L’autre question, la plus importante sans doute, c’est celle du « que faire ? ». Comment sortir d’une dérive mondialisée, où aller pour y échapper ? Comment même réfléchir à partir d’informations de seconde main, préparées par d’autres ? Et qui sont ces autres-là, d’ailleurs ?

– Lecteur/Auteur ? Comment en êtes-vous arriver à lire /écrire de la SF , Fantasy, etc?

A la base, ma zone de confort, c’est le noir. Le film noir, le roman noir, le drapeau noir. Je lis peu de SF et de fait suis assez sélectif en la matière : Gibson, Brunner, Silverberg ou plus récemment Damasio (découvert après l’écriture de Sapins© Incertus, mais dont j’apprécie énormément le style coup de boule, la plume affutée et la vision lucide).

En tant qu’auteur, ce qui me botte dans l’anticipation, c’est cette possibilité de parler de demain pour dire aujourd’hui, d’extrapoler les tendances actuelles pour envisager un après. En forçant le trait sur les dérives contemporaines, même légèrement, il devient possible d’évoquer des problématiques en les désincarnant. Détaché de la dictature de l’immédiateté et des « tendances », le récit d’anticipation permet de pointer du doigt en esquivant la partisanerie. Et de raconter une bonne histoire.

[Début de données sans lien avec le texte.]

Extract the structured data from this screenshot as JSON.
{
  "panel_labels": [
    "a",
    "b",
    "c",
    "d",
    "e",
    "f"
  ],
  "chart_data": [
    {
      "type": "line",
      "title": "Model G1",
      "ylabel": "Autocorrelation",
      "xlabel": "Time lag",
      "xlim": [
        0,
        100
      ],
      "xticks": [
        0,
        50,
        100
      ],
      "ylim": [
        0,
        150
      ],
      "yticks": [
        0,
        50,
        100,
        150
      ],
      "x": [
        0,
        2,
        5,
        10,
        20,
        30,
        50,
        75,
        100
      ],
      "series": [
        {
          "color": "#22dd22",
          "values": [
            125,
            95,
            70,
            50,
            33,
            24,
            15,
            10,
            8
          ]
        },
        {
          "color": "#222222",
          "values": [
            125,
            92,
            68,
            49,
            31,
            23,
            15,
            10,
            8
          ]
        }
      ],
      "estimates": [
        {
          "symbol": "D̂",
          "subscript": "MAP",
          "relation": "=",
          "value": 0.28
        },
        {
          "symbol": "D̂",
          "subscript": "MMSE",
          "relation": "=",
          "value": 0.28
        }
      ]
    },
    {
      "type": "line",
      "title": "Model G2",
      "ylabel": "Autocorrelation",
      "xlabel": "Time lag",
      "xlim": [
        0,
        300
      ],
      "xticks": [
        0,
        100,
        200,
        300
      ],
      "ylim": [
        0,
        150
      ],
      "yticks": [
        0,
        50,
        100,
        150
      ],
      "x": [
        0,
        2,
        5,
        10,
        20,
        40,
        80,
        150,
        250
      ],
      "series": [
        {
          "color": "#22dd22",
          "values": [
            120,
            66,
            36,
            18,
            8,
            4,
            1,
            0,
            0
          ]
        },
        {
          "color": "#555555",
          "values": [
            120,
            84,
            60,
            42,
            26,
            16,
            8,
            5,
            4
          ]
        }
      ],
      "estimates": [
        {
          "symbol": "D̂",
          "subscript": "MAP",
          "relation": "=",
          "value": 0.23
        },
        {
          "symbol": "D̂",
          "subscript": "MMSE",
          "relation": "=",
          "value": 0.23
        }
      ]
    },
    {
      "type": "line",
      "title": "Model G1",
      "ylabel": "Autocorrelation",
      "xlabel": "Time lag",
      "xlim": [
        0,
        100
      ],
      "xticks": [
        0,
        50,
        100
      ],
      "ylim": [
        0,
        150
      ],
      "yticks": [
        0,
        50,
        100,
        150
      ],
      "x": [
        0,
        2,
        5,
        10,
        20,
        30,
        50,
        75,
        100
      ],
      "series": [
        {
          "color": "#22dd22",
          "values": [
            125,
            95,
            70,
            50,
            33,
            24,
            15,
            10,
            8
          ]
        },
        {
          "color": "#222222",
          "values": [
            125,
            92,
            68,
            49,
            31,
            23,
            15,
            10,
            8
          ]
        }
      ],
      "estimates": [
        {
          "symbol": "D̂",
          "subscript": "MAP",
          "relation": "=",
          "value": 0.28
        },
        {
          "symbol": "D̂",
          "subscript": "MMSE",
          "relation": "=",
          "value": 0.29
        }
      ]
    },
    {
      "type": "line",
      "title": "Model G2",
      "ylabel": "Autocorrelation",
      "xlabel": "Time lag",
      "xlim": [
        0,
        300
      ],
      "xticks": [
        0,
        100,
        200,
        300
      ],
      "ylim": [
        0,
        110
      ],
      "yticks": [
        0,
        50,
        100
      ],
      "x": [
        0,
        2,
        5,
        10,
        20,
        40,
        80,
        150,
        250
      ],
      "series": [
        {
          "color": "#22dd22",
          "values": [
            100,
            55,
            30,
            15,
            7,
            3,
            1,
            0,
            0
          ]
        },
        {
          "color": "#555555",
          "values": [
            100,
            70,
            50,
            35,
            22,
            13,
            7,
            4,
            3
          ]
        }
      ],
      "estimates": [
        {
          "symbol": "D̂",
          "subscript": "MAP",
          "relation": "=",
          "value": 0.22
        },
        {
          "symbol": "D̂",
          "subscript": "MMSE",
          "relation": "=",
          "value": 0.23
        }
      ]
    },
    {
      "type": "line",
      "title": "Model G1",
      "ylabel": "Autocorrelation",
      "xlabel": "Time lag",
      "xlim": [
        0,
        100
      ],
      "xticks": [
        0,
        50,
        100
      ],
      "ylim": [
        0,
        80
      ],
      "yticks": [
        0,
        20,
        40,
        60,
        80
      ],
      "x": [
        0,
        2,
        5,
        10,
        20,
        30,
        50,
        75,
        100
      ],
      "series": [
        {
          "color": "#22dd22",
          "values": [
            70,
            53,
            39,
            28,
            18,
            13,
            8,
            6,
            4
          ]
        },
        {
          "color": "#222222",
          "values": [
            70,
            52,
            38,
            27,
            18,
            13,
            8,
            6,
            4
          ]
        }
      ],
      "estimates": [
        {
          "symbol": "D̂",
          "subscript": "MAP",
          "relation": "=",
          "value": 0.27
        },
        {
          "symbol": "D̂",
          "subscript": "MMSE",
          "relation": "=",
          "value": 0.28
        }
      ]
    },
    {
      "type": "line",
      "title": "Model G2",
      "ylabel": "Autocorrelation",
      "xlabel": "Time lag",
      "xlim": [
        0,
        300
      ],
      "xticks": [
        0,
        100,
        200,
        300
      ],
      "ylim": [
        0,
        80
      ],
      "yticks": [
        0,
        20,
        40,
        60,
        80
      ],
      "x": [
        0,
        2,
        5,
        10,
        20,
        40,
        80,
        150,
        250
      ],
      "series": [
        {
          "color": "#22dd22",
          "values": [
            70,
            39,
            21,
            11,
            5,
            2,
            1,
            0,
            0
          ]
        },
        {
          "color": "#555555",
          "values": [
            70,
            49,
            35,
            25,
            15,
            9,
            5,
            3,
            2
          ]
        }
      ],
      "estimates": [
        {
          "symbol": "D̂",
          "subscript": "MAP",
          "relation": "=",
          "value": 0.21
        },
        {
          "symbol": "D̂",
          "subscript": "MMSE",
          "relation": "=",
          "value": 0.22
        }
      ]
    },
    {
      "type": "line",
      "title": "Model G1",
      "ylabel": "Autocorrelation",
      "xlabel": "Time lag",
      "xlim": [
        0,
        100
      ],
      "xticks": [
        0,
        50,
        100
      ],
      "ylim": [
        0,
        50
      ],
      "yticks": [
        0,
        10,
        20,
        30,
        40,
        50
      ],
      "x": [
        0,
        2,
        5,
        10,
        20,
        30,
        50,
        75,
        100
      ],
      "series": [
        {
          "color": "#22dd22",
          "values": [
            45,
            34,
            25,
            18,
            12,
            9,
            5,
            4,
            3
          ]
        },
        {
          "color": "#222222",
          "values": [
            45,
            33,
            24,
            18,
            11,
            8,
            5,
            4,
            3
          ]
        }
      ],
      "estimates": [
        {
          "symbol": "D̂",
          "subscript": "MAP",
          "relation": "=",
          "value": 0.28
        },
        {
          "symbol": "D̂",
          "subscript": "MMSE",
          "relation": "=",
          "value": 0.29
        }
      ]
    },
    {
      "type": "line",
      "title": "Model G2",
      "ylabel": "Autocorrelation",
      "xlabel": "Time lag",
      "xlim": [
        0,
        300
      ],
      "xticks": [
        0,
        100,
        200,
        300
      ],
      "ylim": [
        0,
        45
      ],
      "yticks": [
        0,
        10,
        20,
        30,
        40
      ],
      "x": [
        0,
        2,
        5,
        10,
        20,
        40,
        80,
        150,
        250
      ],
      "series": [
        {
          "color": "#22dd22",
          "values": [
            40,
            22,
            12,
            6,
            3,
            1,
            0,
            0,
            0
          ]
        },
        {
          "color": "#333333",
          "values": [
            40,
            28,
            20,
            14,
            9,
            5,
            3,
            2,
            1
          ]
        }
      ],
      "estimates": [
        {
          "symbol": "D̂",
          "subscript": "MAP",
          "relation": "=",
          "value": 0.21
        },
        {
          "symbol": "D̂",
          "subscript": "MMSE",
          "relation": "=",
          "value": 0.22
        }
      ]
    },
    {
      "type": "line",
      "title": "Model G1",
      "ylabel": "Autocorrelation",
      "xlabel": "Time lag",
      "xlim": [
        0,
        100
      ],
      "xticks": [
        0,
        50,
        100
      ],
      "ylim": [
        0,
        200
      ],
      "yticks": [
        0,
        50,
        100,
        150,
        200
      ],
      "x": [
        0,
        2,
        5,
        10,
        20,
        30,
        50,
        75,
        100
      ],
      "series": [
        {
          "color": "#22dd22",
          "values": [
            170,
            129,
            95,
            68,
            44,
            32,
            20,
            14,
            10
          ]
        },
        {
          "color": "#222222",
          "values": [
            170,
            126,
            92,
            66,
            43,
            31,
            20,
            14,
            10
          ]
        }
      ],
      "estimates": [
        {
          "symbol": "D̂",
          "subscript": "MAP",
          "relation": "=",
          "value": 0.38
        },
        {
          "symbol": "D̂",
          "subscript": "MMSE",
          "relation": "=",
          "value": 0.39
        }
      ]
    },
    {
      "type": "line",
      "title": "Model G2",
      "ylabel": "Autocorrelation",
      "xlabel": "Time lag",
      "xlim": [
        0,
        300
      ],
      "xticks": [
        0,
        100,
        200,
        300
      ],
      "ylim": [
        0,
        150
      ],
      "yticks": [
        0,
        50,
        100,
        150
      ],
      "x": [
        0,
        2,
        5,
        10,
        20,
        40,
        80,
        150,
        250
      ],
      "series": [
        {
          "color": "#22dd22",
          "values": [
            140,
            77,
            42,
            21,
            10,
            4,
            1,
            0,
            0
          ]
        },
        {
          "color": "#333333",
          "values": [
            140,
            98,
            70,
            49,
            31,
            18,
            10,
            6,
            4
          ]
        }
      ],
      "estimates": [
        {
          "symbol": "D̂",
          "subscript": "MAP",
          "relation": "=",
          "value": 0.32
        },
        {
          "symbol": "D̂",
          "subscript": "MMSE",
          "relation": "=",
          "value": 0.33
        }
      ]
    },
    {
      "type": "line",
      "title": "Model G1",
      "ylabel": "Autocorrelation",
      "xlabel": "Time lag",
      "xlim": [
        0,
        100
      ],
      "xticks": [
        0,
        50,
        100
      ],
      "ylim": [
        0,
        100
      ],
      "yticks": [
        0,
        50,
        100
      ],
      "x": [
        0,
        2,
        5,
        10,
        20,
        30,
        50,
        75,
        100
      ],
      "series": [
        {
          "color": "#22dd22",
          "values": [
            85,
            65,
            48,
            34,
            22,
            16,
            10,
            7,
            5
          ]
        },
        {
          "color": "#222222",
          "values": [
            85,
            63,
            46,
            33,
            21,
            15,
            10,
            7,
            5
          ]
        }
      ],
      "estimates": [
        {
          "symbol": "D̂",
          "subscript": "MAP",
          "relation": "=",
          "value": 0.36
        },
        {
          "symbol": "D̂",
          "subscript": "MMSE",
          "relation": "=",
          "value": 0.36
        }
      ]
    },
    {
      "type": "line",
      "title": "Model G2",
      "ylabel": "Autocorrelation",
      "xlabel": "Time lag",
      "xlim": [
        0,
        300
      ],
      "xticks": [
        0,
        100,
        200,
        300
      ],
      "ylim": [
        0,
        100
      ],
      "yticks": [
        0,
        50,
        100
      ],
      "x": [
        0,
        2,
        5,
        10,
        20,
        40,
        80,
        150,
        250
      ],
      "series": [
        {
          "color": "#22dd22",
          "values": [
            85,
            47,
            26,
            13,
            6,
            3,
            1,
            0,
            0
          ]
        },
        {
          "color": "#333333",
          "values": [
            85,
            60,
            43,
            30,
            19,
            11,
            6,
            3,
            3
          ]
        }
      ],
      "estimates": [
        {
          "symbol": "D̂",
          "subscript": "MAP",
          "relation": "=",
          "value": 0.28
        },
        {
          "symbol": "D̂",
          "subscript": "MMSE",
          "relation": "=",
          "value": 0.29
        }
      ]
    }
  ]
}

– Si vous les lecteurs vous donnent Le Prix Mille Saisons, quel sera votre projet d’écriture ?

Au départ, l’idée qui sous-tend Sapiens© Incertus est celle d’un roman, qui parlerait de failles et de gauchers.

Si les lecteurs me donnent cette chance, j’irai dans cette direction. Un roman à plusieurs points de vues sur Granpa’ et ses jumelles, les tours étincelantes et les bas-fonds, sur le Sapiens© et les chaussettes blanches, sur l’utopie d’un ailleurs ou d’un dehors, sur ces questions aussi de savoir jusqu’à quel point l’homme est prêt à externaliser ses fonctions propres et à remettre son destin aux mains d’un algorithme. L’aliénation volontaire, contrepartie dispendieuse de la demande sécuritaire (sécurité physique, sanitaire, professionnelle, affective, etc.), et son corollaire, le contrôle tous azimuts et forcené, sont-ils des phénomènes inéluctables ou des tendances savamment entretenues ?

L’avenir est à inventer, reste à savoir ce qu’on veut en faire.